The above refers to "current" updates, which mean "alter the current state of the database". There are two other dimensions of DB inserts/updates/deletions:
-
Sequenced: an update over a time period. For example, seconding someone to a different post between January and March (sequenced update) or having them take unpaid leave (sequenced deletion)
-
Nonsequenced: where the time period is explicitly altered (for example, extending someone's contract, or correcting their start date).
We support all of these.
This patch adds support for:
-
Transaction-time and valid-time tables using a period-stamped representation (i.e., with explicit "from" and "to" fields)
-
Insert, update, and delete operations on temporal tables
-
Querying temporal tables
-
Homogeneous temporal joins (e.g., joining two transaction time tables)
The core concepts are as follows:
-
Tables / update operations now optionally carry a "temporality" argument (either Current, Transaction, or Update). Tables also carry the names of their fields.
-
The
query/temporalQuery.ml
file contains all of the rewrites on inserts / updates / deletions -
Internally, the
ValidTime
andTransactionTime
types are represented as records of the form(!data: a, !from: DateTime, !to: DateTime)
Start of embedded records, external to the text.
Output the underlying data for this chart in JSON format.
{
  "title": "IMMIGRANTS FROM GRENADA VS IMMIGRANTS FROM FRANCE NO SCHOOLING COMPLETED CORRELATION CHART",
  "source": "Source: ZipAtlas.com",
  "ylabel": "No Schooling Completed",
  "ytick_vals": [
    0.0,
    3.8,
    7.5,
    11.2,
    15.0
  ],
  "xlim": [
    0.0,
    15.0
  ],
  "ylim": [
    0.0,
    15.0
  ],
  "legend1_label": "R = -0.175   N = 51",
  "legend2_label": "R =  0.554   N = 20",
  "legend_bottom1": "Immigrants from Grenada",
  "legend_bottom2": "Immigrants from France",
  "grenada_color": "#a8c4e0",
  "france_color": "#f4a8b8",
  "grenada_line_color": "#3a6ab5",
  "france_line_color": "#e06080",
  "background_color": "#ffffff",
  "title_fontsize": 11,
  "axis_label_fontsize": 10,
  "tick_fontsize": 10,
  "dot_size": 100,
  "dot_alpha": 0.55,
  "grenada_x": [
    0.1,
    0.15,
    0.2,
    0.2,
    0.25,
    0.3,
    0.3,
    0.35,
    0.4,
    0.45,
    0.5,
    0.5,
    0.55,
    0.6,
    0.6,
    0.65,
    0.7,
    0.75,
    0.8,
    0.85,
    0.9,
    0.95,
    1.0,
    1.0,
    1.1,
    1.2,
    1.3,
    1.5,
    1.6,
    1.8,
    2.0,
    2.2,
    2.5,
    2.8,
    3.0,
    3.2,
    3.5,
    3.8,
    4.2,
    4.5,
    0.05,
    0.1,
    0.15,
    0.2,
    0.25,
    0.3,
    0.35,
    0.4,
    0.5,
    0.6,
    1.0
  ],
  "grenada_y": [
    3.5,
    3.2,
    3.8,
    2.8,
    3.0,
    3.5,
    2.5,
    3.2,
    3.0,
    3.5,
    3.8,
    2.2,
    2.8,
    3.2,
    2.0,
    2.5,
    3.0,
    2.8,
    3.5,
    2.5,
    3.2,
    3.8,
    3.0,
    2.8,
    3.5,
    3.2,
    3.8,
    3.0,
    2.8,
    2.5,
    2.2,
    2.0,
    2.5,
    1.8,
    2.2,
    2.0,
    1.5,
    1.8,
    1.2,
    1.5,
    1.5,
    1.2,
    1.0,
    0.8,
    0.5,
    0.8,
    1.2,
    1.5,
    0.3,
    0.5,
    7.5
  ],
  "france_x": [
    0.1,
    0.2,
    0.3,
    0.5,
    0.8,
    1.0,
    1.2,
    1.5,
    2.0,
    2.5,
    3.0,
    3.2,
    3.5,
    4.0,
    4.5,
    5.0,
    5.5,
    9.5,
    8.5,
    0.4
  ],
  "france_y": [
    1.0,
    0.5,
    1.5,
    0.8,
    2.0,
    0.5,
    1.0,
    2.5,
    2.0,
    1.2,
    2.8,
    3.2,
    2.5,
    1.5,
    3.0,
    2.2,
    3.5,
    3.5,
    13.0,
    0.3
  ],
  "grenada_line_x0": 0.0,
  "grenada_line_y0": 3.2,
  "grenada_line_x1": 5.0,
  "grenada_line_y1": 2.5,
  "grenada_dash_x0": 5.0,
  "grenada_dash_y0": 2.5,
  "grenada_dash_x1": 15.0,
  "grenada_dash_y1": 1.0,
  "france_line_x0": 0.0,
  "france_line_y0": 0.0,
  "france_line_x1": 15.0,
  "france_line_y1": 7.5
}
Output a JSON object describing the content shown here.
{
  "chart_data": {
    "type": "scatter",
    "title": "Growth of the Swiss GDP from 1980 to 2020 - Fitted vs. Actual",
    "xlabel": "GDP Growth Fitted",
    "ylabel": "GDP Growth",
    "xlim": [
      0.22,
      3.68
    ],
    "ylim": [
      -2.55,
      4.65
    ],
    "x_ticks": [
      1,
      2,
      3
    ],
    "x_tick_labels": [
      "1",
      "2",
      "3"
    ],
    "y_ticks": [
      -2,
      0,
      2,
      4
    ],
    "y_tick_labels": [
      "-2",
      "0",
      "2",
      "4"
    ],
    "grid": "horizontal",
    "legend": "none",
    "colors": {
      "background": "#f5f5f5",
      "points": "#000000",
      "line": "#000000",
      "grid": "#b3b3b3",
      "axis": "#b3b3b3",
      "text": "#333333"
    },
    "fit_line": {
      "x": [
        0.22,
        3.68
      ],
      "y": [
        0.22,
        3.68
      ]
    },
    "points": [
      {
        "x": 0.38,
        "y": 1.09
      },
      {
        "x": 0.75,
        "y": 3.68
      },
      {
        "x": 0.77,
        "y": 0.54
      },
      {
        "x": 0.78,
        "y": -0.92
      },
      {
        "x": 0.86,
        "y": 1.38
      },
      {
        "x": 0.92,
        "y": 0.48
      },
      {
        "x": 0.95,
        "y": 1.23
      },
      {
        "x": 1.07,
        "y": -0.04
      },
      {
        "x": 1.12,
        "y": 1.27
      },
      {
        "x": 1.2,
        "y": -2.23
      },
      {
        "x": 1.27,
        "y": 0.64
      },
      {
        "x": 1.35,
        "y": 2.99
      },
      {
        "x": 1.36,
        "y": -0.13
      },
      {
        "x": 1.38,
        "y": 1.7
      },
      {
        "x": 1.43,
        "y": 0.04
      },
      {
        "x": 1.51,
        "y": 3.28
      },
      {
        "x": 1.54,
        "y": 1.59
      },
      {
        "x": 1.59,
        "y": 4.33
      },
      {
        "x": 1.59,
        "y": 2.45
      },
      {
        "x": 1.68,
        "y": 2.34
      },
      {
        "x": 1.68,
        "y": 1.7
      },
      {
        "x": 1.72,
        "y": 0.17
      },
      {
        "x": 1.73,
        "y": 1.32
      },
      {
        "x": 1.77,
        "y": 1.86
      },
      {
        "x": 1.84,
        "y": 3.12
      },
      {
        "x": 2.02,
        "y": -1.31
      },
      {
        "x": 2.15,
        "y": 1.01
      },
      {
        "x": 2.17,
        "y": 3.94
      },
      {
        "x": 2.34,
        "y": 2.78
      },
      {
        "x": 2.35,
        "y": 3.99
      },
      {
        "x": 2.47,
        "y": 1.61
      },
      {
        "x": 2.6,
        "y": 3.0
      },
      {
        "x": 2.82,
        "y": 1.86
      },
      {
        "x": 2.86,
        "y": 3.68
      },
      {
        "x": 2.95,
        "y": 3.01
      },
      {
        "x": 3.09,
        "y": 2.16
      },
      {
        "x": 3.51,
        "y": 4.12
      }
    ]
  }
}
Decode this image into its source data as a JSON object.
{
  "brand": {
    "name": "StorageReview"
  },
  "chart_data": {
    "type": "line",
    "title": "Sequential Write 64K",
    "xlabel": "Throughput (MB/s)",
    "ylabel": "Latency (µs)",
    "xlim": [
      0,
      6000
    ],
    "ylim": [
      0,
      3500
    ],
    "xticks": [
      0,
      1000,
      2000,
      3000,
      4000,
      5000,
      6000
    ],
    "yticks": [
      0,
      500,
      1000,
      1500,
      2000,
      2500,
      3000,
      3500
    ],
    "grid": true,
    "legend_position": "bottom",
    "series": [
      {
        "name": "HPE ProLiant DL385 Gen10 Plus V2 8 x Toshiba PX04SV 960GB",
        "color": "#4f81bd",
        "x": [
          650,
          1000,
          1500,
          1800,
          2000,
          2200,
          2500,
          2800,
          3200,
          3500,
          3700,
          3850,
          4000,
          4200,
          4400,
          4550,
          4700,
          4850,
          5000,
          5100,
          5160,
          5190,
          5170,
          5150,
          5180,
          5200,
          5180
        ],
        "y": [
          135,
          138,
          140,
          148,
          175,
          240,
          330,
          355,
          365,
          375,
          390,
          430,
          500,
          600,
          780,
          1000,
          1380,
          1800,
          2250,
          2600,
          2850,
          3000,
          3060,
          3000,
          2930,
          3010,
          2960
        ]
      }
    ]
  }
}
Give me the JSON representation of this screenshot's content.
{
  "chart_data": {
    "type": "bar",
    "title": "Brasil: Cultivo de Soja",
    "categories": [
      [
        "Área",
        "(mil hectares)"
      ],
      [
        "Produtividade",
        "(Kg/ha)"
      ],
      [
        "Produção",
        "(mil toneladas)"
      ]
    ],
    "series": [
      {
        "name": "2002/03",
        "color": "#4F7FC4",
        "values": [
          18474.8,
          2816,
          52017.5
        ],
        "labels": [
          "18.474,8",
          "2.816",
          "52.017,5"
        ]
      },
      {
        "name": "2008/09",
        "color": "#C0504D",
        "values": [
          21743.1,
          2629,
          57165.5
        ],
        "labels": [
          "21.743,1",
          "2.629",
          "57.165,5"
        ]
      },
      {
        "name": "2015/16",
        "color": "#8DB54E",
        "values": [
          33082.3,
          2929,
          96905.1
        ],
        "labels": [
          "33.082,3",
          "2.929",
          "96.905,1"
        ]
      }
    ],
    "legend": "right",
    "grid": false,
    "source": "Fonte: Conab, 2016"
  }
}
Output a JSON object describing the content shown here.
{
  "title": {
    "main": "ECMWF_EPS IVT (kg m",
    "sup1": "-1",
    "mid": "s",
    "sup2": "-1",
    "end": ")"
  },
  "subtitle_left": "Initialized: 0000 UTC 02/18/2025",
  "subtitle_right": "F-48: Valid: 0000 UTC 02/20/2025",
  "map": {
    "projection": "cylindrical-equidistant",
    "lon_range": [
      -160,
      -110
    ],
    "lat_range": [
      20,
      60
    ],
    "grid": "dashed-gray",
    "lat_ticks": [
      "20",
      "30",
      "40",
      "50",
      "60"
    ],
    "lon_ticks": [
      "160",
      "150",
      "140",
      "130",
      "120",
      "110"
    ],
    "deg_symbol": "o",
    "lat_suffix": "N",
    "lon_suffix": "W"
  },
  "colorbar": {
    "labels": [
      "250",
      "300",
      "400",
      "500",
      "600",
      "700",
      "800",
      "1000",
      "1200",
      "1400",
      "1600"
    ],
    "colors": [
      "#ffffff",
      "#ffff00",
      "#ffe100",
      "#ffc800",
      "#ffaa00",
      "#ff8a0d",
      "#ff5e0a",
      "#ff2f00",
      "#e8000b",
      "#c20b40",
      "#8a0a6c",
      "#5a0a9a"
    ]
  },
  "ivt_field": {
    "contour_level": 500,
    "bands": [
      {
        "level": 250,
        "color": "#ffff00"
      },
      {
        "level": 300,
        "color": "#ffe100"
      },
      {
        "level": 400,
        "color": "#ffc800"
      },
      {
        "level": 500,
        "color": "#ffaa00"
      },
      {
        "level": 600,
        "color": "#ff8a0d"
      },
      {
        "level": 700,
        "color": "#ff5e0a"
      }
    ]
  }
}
. The accessors are implemented explicitly rather than via a desugaring pass to ensure that the translation is type-preserving. -
query/query.ml
augments query results with the from- and to- times for temporal tables. -
Temporal joins are achieved as a post-processing pass after query normalisation (the translation is actually quite easy after normalisation)
Naturally all of the usual things (Sugared AST, traversals, typechecker, IR, IR traversals, value representation) need to be changed as well.
You can see all of the features in action in the tests: tests/shredding/{validtime, transactiontime, vt_join}.links
.
- New keywords:
vt_insert
,tt_insert
,valid
,to
,TemporalTable
- The
TableHandle
type is nowTemporalTable
which contains a temporality (eitherCurrent
,Transaction
, orValid
).TableHandle(r, w, n)
is now an alias forTemporalTable(Current, r, w, n)
.
-
At the moment, the temporal functionality only works with PostgreSQL. This is because Postgres is the only DBMS we support that allows an
infinity
timestamp. -
We do not currently support bitemporal tables (i.e., tables which have both valid time and transaction time functionality). This is the next big feature we need to design and think about.
-
Valid time sequenced inserts are limited -- they currently do not attempt to do any clever "gap filling", nor do they do any in-SQL checking that they respect primary keys. Therefore, an invalid VT sequenced insert (for example, one where the period of validity overlaps an existing row) will fail at runtime.
-
Temporal joins can only currently be flat (i.e., result types cannot contain any further collections). Shredded temporal joins are entirely nontrivial and a research project of their own.
-
We only currently support a period-stamped representation. It would be interesting to also support other temporal partitioning strategies (preferably in a uniform way).